Malgré son coût plus élevé que la conservation à 4 °C, l'OC permet d'effectuer de meilleurs contrôles qualité qui imposent un certain délai entre prélèvement et greffe. Elle présente surtout l'avantage de réaliser des contrôles de stérilité des greffons fiables et rapides grâce à l'utilisation de flacons à hémoculture [15-16-17]. L'OC, qui préserve l'endothélium tout en autorisant une conservation jusqu'à 5 semaines, dans un milieu contenant des antibiotiques actifs (contrairement à la conservation à 4 °C où ils sont inactifs) s'est imposée comme la méthode de référence en Europe depuis les années 1980 [ 18 , 19]. La longue durée de conservation permet de programmer la greffe et de minimiser ainsi la péremption de greffons faute de receveurs ou de chirurgiens disponibles immédiatement.
En pratique, l'hypmie à 4 °C à court terme et l'OC à 31 °C à long terme offrent des résultats cliniques similaires [20 , 21]. Retrouver la qualité cellulaire des greffons frais d'autrefois tout en disposant de greffons conservés plusieurs mois reste un défi à relever.
Contrôle de qualité et de sécurité des greffons
La mesure de la qualité endothéliale repose essentiellement sur l'estimation de la DCE (en cellules/mm 2) qui est un des paramètres les plus importants et un facteur prédictif de la durée de vie de la greffe. Les banques de cornée délivrent actuellement des greffons ayant une DCE inférieure à 2000 cellules/mm 2 lors du contrôle endothélial avant cession du greffon, un polymorphisme modéré, un polymégéthisme modéré, une perte cellulaire inférieure à 20 % entre le début et la fin de la conservation, l'absence de gouttes en grand nombre ou confluentes (faisant suspecter une cornea guttata [22]).
En conservation à 4 °C, l'endothélium est caractérisé directement à travers sa chambre ou son flacon de conservation (système clos) par microscopie spéculaire (utilisant les mêmes principes que la microscopie spéculaire in vivo).
En OC à 31 °C, le greffon doit être préparé sous hotte à flux laminaire (système ouvert), pour pouvoir examiner les cellules endothéliales selon un protocole spécifique décrit par Sperling [23]. Cette méthode permet de dilater temporairement les espaces intercellulaires et de rendre les cellules visibles (elles ne le sont pas spontanément sous microscope à lumière transmise). Il existe des variations interbanques, mais le principe reste le même : coloration au bleu trypan des cellules endothéliales mortes (leur noyau apparaît bleu pâle), puis rinçage et dilatation des espaces intercellulaires par des bains de sérum physiologique (NaCl 0,9 %), du BSS® hypotonique ou du sucrose (saccharose 1,8 %) pendant 4 minutes. Le greffon est placé dans une boîte de Pétri stérile hermétique. Le greffon préparé est observé au microscope optique (objectif ×10 ou ×20) dans la salle blanche, en prenant trois photographies au minimum, de bonne qualité pour l'analyse ultérieure. Les images sont de qualité variable, mais il s'agit globalement d'images « difficiles» sans coloration (hormis bleu trypan), peu contrastées, avec du bruit de fond et concernant un endothélium plissé à cause de l'œdème stromal. La DCE est déterminée par une méthode de comptage des cellules (par extrapolation à partir d'un échantillon d'images endothéliales de quelques mm 2 pour obtenir la DCE de l'ensemble de la surface).

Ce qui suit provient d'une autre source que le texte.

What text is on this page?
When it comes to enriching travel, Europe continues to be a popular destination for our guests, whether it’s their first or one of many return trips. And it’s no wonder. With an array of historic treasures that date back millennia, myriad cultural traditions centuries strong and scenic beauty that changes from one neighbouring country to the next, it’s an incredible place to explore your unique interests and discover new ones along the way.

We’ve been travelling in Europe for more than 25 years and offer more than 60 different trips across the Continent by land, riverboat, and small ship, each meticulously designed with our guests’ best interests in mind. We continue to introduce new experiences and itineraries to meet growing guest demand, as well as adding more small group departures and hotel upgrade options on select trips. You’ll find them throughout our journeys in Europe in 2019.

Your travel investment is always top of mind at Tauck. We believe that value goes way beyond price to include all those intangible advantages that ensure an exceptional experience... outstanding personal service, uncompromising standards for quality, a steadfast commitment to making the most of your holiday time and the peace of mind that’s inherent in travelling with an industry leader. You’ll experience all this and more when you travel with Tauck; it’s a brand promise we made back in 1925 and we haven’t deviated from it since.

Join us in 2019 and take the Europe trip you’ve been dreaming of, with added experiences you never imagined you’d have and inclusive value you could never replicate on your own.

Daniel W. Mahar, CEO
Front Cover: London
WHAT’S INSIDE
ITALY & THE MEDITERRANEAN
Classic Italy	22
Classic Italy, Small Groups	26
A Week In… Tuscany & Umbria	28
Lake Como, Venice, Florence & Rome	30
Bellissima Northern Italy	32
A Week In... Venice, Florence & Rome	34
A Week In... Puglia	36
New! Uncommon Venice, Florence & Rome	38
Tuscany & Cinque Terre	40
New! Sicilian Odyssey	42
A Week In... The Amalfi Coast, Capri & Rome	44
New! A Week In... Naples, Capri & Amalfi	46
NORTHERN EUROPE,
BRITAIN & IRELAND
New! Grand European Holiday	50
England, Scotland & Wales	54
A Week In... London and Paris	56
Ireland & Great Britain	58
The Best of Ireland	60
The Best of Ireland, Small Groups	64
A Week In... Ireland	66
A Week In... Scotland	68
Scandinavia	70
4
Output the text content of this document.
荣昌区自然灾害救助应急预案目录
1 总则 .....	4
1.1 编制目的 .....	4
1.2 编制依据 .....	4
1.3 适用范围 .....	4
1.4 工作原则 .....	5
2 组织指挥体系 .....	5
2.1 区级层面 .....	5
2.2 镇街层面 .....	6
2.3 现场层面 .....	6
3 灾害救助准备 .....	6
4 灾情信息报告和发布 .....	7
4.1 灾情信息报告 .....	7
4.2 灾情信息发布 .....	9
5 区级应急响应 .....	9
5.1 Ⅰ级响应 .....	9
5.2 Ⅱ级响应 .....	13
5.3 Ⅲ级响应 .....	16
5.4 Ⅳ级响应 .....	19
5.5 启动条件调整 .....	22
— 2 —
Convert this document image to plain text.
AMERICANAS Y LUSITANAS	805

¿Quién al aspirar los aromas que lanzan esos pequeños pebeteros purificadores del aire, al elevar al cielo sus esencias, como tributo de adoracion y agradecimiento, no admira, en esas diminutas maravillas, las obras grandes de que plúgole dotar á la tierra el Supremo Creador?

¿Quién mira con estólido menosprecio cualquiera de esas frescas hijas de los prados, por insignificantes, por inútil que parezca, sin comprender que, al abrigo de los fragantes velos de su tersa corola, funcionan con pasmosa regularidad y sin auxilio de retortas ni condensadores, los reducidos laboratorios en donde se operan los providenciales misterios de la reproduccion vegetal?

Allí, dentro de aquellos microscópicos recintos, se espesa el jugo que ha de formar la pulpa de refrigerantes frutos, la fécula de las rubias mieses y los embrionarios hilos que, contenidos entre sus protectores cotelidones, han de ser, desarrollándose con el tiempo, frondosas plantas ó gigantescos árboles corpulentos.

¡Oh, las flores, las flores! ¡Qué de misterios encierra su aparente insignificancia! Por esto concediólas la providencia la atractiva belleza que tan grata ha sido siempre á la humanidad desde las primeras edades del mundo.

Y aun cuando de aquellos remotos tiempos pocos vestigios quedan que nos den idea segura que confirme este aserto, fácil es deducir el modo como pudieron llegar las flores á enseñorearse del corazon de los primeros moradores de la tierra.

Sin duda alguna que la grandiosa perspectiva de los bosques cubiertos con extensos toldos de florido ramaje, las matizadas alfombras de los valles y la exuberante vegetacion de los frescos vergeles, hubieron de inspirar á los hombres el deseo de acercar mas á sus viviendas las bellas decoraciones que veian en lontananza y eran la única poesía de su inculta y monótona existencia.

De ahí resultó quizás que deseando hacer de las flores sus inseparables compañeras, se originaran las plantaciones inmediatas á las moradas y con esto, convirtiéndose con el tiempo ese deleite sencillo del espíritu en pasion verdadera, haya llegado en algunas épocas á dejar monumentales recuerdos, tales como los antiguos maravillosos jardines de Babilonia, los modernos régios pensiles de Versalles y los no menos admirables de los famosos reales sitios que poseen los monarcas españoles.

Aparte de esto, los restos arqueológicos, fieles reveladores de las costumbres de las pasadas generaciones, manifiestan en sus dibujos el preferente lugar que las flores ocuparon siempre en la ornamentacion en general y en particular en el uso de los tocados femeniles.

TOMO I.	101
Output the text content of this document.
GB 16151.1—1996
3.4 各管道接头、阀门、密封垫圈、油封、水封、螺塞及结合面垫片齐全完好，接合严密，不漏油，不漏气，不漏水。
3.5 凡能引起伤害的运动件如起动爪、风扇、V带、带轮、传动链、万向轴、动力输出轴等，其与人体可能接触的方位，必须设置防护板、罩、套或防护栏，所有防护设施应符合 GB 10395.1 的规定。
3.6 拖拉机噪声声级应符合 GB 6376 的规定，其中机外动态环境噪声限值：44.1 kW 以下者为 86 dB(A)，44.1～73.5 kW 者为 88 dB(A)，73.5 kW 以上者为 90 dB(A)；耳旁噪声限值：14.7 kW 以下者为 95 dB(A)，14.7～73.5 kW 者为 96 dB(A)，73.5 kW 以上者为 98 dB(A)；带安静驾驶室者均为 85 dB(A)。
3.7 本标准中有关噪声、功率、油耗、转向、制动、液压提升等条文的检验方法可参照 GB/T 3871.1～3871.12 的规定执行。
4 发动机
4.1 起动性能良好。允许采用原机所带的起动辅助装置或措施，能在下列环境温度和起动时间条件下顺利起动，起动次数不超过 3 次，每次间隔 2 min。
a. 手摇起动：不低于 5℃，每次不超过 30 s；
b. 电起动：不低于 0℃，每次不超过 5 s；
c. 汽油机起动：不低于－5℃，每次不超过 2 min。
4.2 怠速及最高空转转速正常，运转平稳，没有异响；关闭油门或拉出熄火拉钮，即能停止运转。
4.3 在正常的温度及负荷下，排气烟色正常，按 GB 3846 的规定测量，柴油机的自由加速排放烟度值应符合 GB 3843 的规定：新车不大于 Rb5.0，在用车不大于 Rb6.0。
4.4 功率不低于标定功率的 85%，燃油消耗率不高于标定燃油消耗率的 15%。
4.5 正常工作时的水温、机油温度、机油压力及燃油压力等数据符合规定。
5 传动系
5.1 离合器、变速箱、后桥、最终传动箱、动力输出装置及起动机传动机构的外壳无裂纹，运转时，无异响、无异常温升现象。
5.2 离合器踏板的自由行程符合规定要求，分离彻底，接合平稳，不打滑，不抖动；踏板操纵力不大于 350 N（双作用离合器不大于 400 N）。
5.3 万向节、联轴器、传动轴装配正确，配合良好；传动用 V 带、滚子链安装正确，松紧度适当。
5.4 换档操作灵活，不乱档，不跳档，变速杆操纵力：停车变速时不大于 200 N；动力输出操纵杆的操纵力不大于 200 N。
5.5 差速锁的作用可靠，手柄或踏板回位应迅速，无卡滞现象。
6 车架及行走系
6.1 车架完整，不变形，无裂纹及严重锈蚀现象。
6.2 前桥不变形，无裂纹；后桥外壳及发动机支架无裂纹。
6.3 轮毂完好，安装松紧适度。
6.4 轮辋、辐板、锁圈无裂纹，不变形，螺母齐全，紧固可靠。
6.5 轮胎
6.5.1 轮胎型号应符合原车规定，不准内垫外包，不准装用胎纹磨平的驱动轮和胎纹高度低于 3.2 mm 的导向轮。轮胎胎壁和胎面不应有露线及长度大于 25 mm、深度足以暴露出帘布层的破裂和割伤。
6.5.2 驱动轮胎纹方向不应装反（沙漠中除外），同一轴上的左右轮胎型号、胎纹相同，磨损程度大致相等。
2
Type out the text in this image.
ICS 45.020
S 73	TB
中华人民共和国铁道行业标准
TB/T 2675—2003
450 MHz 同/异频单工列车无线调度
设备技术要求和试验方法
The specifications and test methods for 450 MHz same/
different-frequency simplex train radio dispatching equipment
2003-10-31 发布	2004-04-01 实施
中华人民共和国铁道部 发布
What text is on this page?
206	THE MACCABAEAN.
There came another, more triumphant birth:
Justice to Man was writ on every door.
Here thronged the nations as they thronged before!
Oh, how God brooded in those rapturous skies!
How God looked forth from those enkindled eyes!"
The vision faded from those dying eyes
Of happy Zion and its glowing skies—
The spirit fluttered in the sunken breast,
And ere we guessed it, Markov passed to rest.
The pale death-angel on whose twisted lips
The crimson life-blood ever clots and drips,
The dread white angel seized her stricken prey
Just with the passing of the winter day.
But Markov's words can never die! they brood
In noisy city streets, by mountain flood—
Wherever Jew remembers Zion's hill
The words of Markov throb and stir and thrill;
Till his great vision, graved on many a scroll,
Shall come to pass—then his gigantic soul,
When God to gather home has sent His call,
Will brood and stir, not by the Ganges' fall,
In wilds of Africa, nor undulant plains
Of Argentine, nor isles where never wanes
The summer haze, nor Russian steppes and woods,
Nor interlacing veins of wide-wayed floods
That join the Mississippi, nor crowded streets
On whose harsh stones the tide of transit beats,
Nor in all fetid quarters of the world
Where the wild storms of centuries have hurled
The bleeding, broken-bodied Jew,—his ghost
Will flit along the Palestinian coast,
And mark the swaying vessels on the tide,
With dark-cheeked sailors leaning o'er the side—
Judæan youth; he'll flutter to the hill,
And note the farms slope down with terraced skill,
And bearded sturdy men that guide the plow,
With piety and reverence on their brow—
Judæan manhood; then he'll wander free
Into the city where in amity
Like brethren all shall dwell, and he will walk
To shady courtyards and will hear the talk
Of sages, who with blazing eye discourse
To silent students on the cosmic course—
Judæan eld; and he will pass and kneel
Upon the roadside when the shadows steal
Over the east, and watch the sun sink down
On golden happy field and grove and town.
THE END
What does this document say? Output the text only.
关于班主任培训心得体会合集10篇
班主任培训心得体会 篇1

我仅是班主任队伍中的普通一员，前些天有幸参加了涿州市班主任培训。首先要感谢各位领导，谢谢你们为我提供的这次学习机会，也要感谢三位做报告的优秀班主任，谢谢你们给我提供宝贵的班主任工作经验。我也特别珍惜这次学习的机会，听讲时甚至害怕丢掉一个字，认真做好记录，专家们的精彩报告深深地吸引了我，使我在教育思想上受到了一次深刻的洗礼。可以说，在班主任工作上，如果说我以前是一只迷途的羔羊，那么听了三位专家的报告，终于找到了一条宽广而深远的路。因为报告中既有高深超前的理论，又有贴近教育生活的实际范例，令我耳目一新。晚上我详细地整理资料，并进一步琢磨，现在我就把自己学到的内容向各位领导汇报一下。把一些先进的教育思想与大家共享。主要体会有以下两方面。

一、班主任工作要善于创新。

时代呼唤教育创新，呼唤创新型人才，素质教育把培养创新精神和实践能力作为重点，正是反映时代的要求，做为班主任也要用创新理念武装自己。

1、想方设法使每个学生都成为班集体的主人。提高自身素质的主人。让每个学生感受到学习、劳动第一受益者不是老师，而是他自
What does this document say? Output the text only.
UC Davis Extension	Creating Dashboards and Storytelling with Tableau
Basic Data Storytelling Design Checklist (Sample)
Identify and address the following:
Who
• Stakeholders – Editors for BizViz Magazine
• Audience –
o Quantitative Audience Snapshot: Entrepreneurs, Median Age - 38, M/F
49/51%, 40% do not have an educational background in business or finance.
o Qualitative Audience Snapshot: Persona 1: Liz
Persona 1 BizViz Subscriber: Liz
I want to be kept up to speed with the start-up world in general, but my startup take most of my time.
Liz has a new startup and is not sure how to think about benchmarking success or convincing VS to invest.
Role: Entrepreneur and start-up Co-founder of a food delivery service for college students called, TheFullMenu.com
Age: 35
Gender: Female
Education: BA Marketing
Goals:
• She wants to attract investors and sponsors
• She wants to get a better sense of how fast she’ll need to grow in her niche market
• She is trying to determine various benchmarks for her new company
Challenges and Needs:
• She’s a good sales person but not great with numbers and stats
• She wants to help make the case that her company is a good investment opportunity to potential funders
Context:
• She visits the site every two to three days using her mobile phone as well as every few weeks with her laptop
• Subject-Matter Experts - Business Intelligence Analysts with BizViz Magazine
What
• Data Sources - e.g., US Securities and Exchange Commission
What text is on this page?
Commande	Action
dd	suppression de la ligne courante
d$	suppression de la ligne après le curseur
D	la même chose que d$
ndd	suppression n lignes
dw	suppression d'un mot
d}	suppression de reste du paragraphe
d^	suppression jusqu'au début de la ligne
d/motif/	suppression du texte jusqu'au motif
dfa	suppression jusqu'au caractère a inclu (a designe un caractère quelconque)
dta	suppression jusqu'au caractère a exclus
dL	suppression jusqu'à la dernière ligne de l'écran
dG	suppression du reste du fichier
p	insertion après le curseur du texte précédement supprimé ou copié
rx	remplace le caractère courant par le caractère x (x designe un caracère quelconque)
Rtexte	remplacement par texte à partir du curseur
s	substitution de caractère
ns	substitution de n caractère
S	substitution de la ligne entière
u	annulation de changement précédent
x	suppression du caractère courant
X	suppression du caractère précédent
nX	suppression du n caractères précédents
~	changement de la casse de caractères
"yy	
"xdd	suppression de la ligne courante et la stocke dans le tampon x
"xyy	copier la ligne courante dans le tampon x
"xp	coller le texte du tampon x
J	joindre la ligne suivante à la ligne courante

Le comptage informatisé remplace avantageusement les méthodes manuelles. Les logiciels d'analyse d'image donnent des résultats fiables et reproductibles sur ces cellules pouvant être difficilement visibles en microscopie optique [ 24 , 25]. Les cellules sont dénombrées soit dans un cadre fixe, soit dans une forme de contours libres ( variable frame ). Cette dernière est plus précise. Le pointage de cellules peut être effectué manuellement par le technicien, mais différentes méthodes de reconnaissance automatique des cellules existent : soit reconnaissance des bords cellulaires, soit reconnaissance des centres et reconstruction informatique de bords cellulaires. La fiabilité du comptage dépend de la bonne calibration du microscope et du logiciel utilisé.
Par ailleurs, si le comptage DCE en banque reste un outil de sélection pour les cornées éligibles à la greffe, plusieurs limites ne lui permettent pas de refléter très exactement le capital endothélial transmis au receveur, notamment : quel que soit le mode de conservation, il y a toujours un laps de temps entre le comptage et la greffe, sorte de boîte noire durant laquelle la viabilité diminue sans être quantifiée; les cellules ne sont comptées, par définition, que dans les zones où elles sont visibles, et leur distribution peut être inhomogène [26]; toutes les cellules présentes lors du comptage ne sont pas nécessairement viables; à 4 °C, il n'y a pas de coloration vitale possible et la perte cellulaire n'est pas linéaire, elle accélère en fin de conservation; en OC, la coloration au bleu trypan 0,4 % peut être difficile à interpréter, les cellules meurent au rythme de 1 % par jour [ 11], et après le dernier contrôle endothélial, le greffon est immergé dans un milieu de déturgescence responsable d'une mortalité supplémentaire estimée à 7 % par jour [12 , 13 , 27].
L'épaisseur cornéenne évaluée par tomographie à cohérence optique en spectral domain et la transparence, dont l'appréciation reste encore dans la plupart des centres subjective, viennent compléter le contrôle qualité des greffons.
Plusieurs étapes ont pour but de réduire au maximum les risques de transmission de pathologies infectieuses du donneur au receveur.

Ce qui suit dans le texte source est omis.